Autre particularité de l’épreuve ? Au contraire de la plupart des courses populaires, les « 20 kils » ne paient pas de stars pour leur participation (prize money) et les prix attribués aux vainqueurs restent plutôt modiques. Le fait que la Ville tienne les rênes de la manifestation représente aussi une caractéristique : le secrétaire général de la course, Xavier Bassols, et le directeur technique, Pascal Zuber, travaillent tous deux au service des sports. « Une bonne partie des épreuves populaires sont organisées par des privés, comme des clubs, des promoteurs », dit notre interlocuteur. Cette configuration lausannoise a permis de fédérer les services de la Ville impliqués (sports, voirie, police, écoles…) au fil des années. Cela a engendré une émulation au sein de ces services et de nouveaux savoir-faire, qui ont pu être réutilisés pour d’autres manifestations comme la Gymnaestrada en 2011. De fait, les « 20 kils » ont joué un grand rôle dans l’établissement d’une politique publique sportive proactive dans la capitale olympique.

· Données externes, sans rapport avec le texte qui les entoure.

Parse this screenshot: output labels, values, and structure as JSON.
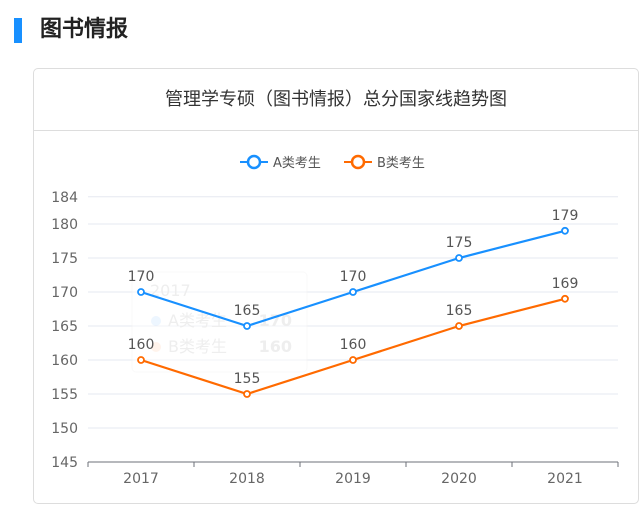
{
  "heading": "图书情报",
  "card_title": "管理学专硕（图书情报）总分国家线趋势图",
  "tooltip": {
    "year": "2017",
    "rows": [
      {
        "name": "A类考生",
        "value": "170"
      },
      {
        "name": "B类考生",
        "value": "160"
      }
    ]
  },
  "chart_data": {
    "type": "line",
    "title": "管理学专硕（图书情报）总分国家线趋势图",
    "categories": [
      "2017",
      "2018",
      "2019",
      "2020",
      "2021"
    ],
    "series": [
      {
        "name": "A类考生",
        "color": "#1890ff",
        "values": [
          170,
          165,
          170,
          175,
          179
        ]
      },
      {
        "name": "B类考生",
        "color": "#ff6a00",
        "values": [
          160,
          155,
          160,
          165,
          169
        ]
      }
    ],
    "ylim": [
      145,
      184
    ],
    "yticks": [
      145,
      150,
      155,
      160,
      165,
      170,
      175,
      180,
      184
    ],
    "grid": true,
    "legend": "top-center",
    "data_labels": true
  }
}
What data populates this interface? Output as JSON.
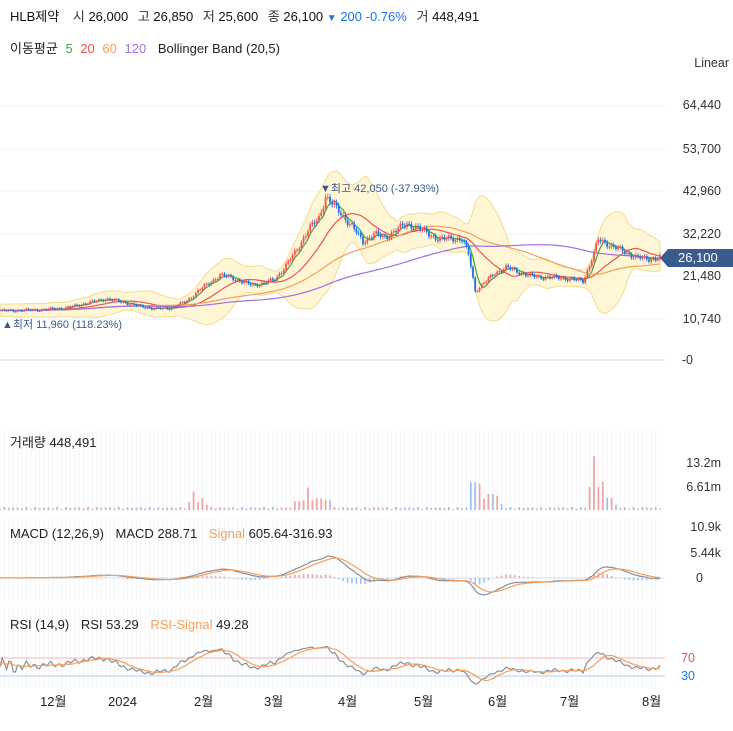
{
  "header": {
    "name": "HLB제약",
    "open_label": "시",
    "open": "26,000",
    "high_label": "고",
    "high": "26,850",
    "low_label": "저",
    "low": "25,600",
    "close_label": "종",
    "close": "26,100",
    "change_arrow": "▼",
    "change": "200",
    "change_pct": "-0.76%",
    "volume_label": "거",
    "volume": "448,491"
  },
  "indicators": {
    "ma_label": "이동평균",
    "ma_periods": [
      "5",
      "20",
      "60",
      "120"
    ],
    "ma_colors": [
      "#3aa845",
      "#ef5350",
      "#f5a05a",
      "#a070e0"
    ],
    "bb_label": "Bollinger Band (20,5)"
  },
  "scale_mode": "Linear",
  "price_axis": [
    "64,440",
    "53,700",
    "42,960",
    "32,220",
    "21,480",
    "10,740",
    "-0"
  ],
  "current_price": "26,100",
  "annotations": {
    "high": "▼최고 42,050 (-37.93%)",
    "low": "▲최저 11,960 (118.23%)"
  },
  "volume_panel": {
    "label": "거래량",
    "value": "448,491",
    "axis": [
      "13.2m",
      "6.61m"
    ]
  },
  "macd_panel": {
    "label": "MACD (12,26,9)",
    "macd_label": "MACD",
    "macd_value": "288.71",
    "signal_label": "Signal",
    "signal_value": "605.64",
    "hist_value": "-316.93",
    "axis": [
      "10.9k",
      "5.44k",
      "0"
    ]
  },
  "rsi_panel": {
    "label": "RSI (14,9)",
    "rsi_label": "RSI",
    "rsi_value": "53.29",
    "signal_label": "RSI-Signal",
    "signal_value": "49.28",
    "axis": [
      "70",
      "30"
    ]
  },
  "time_axis": [
    "12월",
    "2024",
    "2월",
    "3월",
    "4월",
    "5월",
    "6월",
    "7월",
    "8월"
  ],
  "chart_data": {
    "type": "candlestick",
    "x_months": [
      "12월",
      "2024",
      "2월",
      "3월",
      "4월",
      "5월",
      "6월",
      "7월",
      "8월"
    ],
    "price_ylim": [
      0,
      64440
    ],
    "close_path": [
      [
        0,
        12500
      ],
      [
        10,
        12600
      ],
      [
        20,
        12800
      ],
      [
        30,
        13200
      ],
      [
        40,
        14500
      ],
      [
        48,
        15500
      ],
      [
        55,
        14800
      ],
      [
        62,
        13800
      ],
      [
        70,
        13000
      ],
      [
        78,
        13200
      ],
      [
        85,
        15000
      ],
      [
        90,
        17500
      ],
      [
        95,
        19500
      ],
      [
        100,
        21500
      ],
      [
        105,
        21000
      ],
      [
        110,
        19800
      ],
      [
        115,
        19000
      ],
      [
        120,
        19500
      ],
      [
        125,
        20500
      ],
      [
        130,
        24000
      ],
      [
        135,
        28000
      ],
      [
        140,
        33000
      ],
      [
        145,
        36000
      ],
      [
        148,
        41500
      ],
      [
        152,
        39000
      ],
      [
        156,
        36500
      ],
      [
        160,
        34000
      ],
      [
        165,
        30000
      ],
      [
        170,
        32000
      ],
      [
        175,
        31000
      ],
      [
        180,
        33000
      ],
      [
        185,
        34500
      ],
      [
        190,
        33500
      ],
      [
        195,
        32000
      ],
      [
        200,
        30500
      ],
      [
        205,
        31000
      ],
      [
        210,
        30500
      ],
      [
        213,
        27000
      ],
      [
        216,
        17500
      ],
      [
        220,
        19500
      ],
      [
        225,
        22000
      ],
      [
        230,
        23500
      ],
      [
        235,
        22500
      ],
      [
        240,
        21500
      ],
      [
        245,
        21000
      ],
      [
        250,
        21000
      ],
      [
        255,
        20800
      ],
      [
        260,
        20500
      ],
      [
        265,
        20000
      ],
      [
        268,
        24000
      ],
      [
        272,
        30500
      ],
      [
        276,
        29500
      ],
      [
        280,
        28500
      ],
      [
        285,
        27000
      ],
      [
        290,
        26000
      ],
      [
        295,
        25500
      ],
      [
        300,
        26100
      ]
    ],
    "ma5_color": "#3aa845",
    "ma20_color": "#ef5350",
    "ma60_color": "#f5a05a",
    "ma120_color": "#a070e0",
    "volume_spikes": [
      [
        88,
        4.5
      ],
      [
        92,
        3.0
      ],
      [
        135,
        3.0
      ],
      [
        140,
        5.5
      ],
      [
        145,
        4.0
      ],
      [
        149,
        3.5
      ],
      [
        215,
        9.5
      ],
      [
        218,
        6.5
      ],
      [
        223,
        5.5
      ],
      [
        226,
        3.5
      ],
      [
        270,
        13.2
      ],
      [
        274,
        7.0
      ],
      [
        278,
        3.0
      ]
    ],
    "volume_ylim": [
      0,
      14
    ],
    "rsi_levels": [
      70,
      30
    ]
  }
}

Une manifestation représentative de toute la société ?
En 1982, seules 43 femmes ont participé à la première édition de la course, soit le 5% de l’ensemble des coureurs. Aujourd’hui, « la parité est en bonne voie, avec 55% d’hommes et 45% de femmes ». Ces dernières, rappelle l’historien, étaient interdites de marathons jusque dans les années 70. Et grâce à l’allongement de l’espérance de vie, un nombre croissant de personnes âgées chaussent les baskets, parfois aux côtés de leurs petits-enfants. Il n’est pas rare d’y croiser aussi des personnes handicapées, par exemple des malvoyants guidés par d’autres coureurs, ou des individus avec des problèmes moteur transportés par chariot. Les différents parcours, 2, 4 ou 10 kilomètres en plus des 20 kilomètres, la version plus tranquille en nordic walking ou encore un apéro’run plus épicurien, offrent une bonne palette de courses, pour à peu près tous les niveaux.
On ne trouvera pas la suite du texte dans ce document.